SHIFT Business Festival to collaborate with the first community-based climate fund in Finland

SHIFT Business Festival and Hope Fund begin collaboration to allow festival attendees to compensate for the carbon footprint of their festival trip by making a donation of corresponding value to Hope Fund. With these donations, Hope Fund, the first community-based climate fund in Finland, carries out reforestation programs to bind carbon dioxide. By community-based, Hope Fund means planting the forests together with the communities of developing countries, so that planting forests as carbon sinks will also offer the locals new livelihood and improved food security.

“The locals are also educated to care for the planted trees, lowering sapling mortality rate significantly compared to traditional carbon sink reforestation programs.
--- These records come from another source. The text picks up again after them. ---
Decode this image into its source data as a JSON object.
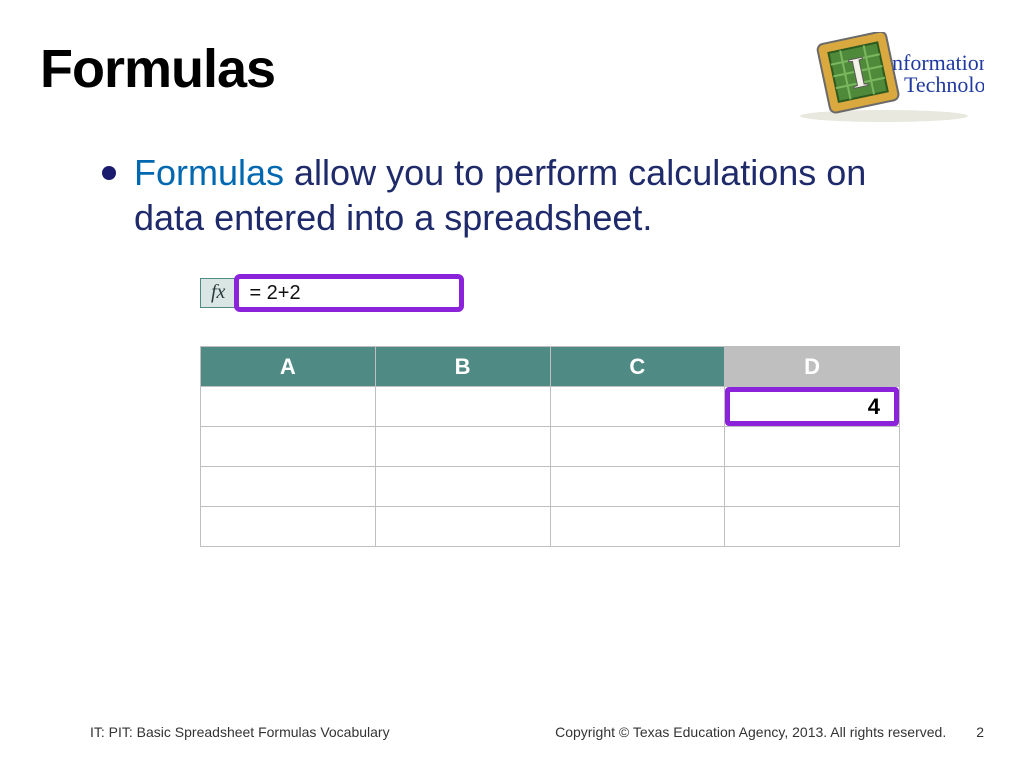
{
  "title": "Formulas",
  "logo": {
    "line1": "nformation",
    "line2": "Technology"
  },
  "bullet": {
    "strong": "Formulas",
    "rest": " allow you to perform calculations on data entered into a spreadsheet."
  },
  "fx": {
    "label": "fx",
    "formula": "= 2+2"
  },
  "columns": [
    "A",
    "B",
    "C",
    "D"
  ],
  "cell_value": "4",
  "footer": {
    "left": "IT: PIT: Basic Spreadsheet Formulas Vocabulary",
    "right": "Copyright © Texas Education Agency, 2013. All rights reserved.",
    "page": "2"
  }
}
Carrying out the projects on the local communities’ terms is key in ensuring collective benefits,” Milja Salo, Hope Fund head of partnerships explains. Through Hope Fund, companies and communities can now compensate for their carbon footprint by investing in climate change combating reforestation programs even more ethically.

Promoting sustainable development through intelligent business has been SHIFT’s goal from the beginning. “To achieve our goals, we have chosen a yearly festival as our main approach. However, moving people and goods between locations, even between continents, is not the most sustainable option from the point of view of emissions. This year, we wanted both to compensate for the carbon dioxide emissions of making the festival happen and to offer our attendees the opportunity to compensate for the footprint of their trip,” SHIFT CEO Mari Männistö says and continues, “We believe that as technology develops, we will achieve means of energy production and travel that are environmentally more sound, but in the meantime, compensating is the best way to balance the emissions created by individuals and companies.”

Sustainable development principles and countering climate change have had a key role at SHIFT from the start. Festival attendees have always been encouraged to use public transportation, the festival site decorations are made predominantly from recycled materials, food providers have committed to serving their menus from biodegradable dishes, and recycling is given special attention on site. In the upcoming event, IBM Finnish country general manager Mirva Antila, among others, will address the use of new technologies in countering climate change.